Bunting Wins Second Term; Some Races Undecided

SNOW HILL — Results for the 2014 primary election are unofficially in for the Worcester County Commissioners and the Board of Education. While at least two races are still too close to call, a few clear winners have emerged.

For the County Commission District 4, the race is down to a handful of votes. Republicans Ted Elder and Kathryn Danko-Lord were able to collect 206 and 203 votes, respectively. This represents 39.9 and 39.3 percent of the vote, respectively. They were both able to outpace fellow candidate Molly Hilligoss, who received 107 votes, or 20.7 percent, but the three-vote margin is too narrow to yield a decisive victory until absentee ballots are counted.

The scenario is much the same for District 5, where Republican Chip Bertino leads Grant Helvey 322 votes to 314, or 45.5 percent to 44.4 percent. Ray Unger came in third in the primary with 71 votes, or 10 percent.
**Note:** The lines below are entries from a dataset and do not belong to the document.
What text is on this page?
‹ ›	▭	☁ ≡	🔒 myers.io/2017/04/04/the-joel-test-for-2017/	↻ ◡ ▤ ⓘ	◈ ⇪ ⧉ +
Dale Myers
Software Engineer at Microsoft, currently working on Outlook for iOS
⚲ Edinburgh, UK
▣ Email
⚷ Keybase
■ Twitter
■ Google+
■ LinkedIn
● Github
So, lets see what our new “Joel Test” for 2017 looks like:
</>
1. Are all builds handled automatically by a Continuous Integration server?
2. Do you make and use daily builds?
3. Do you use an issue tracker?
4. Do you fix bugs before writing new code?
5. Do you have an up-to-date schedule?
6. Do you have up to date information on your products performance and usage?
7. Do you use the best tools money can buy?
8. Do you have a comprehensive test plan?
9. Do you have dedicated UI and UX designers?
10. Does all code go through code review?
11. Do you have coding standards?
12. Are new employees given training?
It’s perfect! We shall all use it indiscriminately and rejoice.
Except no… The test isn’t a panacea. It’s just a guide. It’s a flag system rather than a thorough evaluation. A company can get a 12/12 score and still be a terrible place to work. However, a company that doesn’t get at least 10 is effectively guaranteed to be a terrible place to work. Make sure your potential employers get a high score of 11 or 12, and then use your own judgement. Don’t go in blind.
The eight-vote margin is again too close to call yet.

The only decisive primary in the commission race was between Republican incumbent Jim Bunting and former commissioner Linda Busick. Bunting was the clear winner, taking 499, or 62.8 percent of the vote, to Busick’s 295, or 37.2 percent. Bunting was understandably happy with the results but did admit he was surprised that he gave up a few votes he was expecting to cinch.

“It felt good to win and I’m so thankful for so many people that worked hard for me and the trust they put in me,” said the commissioner. “I was a little disappointed in one of the precincts. I thought I would do better. I won it but I thought I would do better. It’s humbled me a little bit.”

The support he received from the community was endearing however, Bunting added, and he is looking forward to returning to his seat since he is unopposed in the general election.

“It’s been an honor to serve the last four years and a privilege to serve another four. I’m glad that the public trusted me enough,” he said.

This is the second time that Bunting and Busick have run against each other. Busick is a former commissioner who lost to Bunting in 2010.

None of the other commission districts had primary elections, being either uncontested or contested by candidates of different parties.

The primary results for the Board of Eduation seats are clearer. They are non-partisan so two candidates for each of the available seats will advance to the general election in November. For District 4 that will be Bill Gordy and Scott Baker, taking 369 and 165 votes, or 40.6 percent and 18.2 percent, respectively. For District 7 it will be incumbent Bob Rothermel and Jeri Lyn Holston, at 457 and 175 votes, or 59.7 and 22.9 percent, respectively. In District 6 both candidates, Bob Hulburd and Eric Cropper, will automatically advance as they were the only two running.

“Certainly I am pleased with the results of the election and very appreciative of the support I received throughout the community,” said Rothermel. “Clearly it is an affirmation of the policies and procedures that have made Worcester County Public Schools the very best in the State of Maryland.”

Worth mentioning is that while primary elections in Worcester have traditionally seen weaker turnout than their general counterparts, this year was notably lower than usual. In Worcester, voter turnout was 20.21% with 6,424 voting out of 31,792 eligible.

“The turnout was very, very abysmal. I was very shocked,” said Bunting.

All of the commission candidates were “shocked at the turnout,” he continued. The reason for the low number of votes is unknown, though Bunting believes it could be something as arbitrary as the area experiencing nice weather during the election.

“Some people probably just forgot that it was a primary day,” he said.